這番舉措令府中上下都有些驚慌,生怕哪日偷懶惹得國師動怒,更有甚者還找到了南院這,小心詢問國師是否要開始整措府邸。
祝卿若不知道是什麼讓他有了這樣的改變,隻是大略在腦子裡想了想便清楚了慕如歸的想法。
打發了幾波人後,她坐在桌邊輕笑幾聲,然後讓曉曉將她手上所有的賬本送到東院去。
正好,她也懶得去管那些賬,省得頭疼。
沒了庶務,祝卿若得了許多空閒時間,她從桌上撿一本簡樸的舊書。翻開來,入目就是佛教《心經》,此頁字跡工整,一筆一畫間有力卻隱隱飄於紙上,跟字的主人一般帶著悲憫。

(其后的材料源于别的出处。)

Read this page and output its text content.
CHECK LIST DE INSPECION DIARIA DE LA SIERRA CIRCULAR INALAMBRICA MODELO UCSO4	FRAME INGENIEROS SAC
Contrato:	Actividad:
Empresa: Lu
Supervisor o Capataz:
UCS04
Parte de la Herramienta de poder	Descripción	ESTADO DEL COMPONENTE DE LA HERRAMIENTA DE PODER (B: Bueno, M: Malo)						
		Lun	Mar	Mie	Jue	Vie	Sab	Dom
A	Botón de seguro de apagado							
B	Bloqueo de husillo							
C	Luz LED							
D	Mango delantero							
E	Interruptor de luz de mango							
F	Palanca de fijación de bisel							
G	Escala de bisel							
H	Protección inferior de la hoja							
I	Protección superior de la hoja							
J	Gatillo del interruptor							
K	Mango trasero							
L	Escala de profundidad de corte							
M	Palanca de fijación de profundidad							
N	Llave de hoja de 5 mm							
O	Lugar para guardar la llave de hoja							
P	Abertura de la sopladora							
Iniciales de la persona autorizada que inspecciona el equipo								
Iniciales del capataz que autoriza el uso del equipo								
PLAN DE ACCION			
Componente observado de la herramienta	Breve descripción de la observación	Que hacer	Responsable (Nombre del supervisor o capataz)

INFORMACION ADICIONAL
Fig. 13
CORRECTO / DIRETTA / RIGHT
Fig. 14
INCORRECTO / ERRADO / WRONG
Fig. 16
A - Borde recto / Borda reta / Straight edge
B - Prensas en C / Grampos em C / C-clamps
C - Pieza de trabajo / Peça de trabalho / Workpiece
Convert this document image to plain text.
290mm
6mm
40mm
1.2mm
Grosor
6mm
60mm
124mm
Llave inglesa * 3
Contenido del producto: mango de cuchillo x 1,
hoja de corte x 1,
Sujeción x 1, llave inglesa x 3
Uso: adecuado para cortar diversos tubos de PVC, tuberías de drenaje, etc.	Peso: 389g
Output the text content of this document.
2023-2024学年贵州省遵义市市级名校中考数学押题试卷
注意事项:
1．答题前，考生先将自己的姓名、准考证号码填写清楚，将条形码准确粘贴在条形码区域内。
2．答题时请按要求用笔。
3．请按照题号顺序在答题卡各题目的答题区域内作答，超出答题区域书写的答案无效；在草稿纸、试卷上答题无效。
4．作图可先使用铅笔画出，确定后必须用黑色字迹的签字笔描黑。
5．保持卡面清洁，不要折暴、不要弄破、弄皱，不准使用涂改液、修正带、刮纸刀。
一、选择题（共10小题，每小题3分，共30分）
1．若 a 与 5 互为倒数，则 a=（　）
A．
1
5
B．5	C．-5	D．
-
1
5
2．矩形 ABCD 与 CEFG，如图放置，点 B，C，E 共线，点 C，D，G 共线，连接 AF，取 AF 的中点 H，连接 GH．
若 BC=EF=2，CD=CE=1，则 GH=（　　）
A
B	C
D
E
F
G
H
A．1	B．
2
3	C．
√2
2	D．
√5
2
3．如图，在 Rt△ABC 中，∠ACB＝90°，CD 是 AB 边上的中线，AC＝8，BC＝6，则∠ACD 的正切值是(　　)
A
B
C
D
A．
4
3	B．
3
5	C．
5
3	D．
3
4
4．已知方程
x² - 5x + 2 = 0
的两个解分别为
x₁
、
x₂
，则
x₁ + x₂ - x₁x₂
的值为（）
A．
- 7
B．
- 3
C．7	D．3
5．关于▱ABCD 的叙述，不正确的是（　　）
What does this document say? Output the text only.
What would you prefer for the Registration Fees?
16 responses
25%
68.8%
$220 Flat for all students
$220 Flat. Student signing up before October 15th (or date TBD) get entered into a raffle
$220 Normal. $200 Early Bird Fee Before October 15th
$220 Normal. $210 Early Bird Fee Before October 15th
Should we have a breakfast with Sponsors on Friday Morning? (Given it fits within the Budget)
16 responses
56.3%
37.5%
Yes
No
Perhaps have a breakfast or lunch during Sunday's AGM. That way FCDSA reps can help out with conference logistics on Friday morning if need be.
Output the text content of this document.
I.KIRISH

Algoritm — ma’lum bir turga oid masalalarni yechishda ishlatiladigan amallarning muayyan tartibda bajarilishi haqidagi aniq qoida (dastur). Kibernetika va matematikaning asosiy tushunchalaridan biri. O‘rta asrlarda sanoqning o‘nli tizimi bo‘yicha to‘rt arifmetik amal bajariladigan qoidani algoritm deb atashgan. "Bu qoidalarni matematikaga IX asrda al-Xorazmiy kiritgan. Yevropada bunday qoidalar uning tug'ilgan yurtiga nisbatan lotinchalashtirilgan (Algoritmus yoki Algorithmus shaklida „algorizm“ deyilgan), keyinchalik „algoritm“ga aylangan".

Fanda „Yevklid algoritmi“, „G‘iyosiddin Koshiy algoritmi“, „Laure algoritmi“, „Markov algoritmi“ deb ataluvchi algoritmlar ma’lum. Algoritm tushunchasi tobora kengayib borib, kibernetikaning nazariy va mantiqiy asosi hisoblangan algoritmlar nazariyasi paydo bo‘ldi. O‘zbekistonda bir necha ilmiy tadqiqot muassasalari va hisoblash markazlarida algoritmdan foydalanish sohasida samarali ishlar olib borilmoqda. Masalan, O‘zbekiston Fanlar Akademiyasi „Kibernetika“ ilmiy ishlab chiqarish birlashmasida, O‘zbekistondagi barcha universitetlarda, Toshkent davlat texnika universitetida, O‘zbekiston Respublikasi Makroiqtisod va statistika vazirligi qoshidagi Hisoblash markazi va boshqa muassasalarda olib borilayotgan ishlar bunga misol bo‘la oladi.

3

這書是她從了緣那討來的,說好借她三日,算算時間,也快到約定的日期了。
慕如歸不許她往寶相寺去,她就沒辦法還書,隻好將書抄完後,讓曉曉往寶相寺走一趟還了回去。
想到這裡,她沉下心來,將注意凝於筆尖,全神貫注地抄錄著佛經。
傍晚的時候,曉曉坐著馬車往寶相寺走了一趟。
了緣看著眼前眼熟的小丫鬟,視線落在她手上裝訂成冊的佛經上。
他雙手合十,向曉曉道:“阿彌陀佛,祝施主今日未曾前來,是府中忙碌嗎?”
曉曉無奈道:“我家夫人這幾日不知為何總待在府中佛堂裡,我也不敢隨便問主子的事,沒辦法回答你這個問題。”
了緣聞言微微點頭,“佛堂也有佛,便不拘於是否來寺廟了,替貧僧轉告祝施主,望她多念清心咒,心靜自然能遠離汙垢。”
曉曉了然,“好,我會轉告我家夫人的。”
了緣溫和一笑,伸手接過曉曉手裡的佛經,觸手便覺不對,他翻開經文,發現這本並不是他手抄的佛經。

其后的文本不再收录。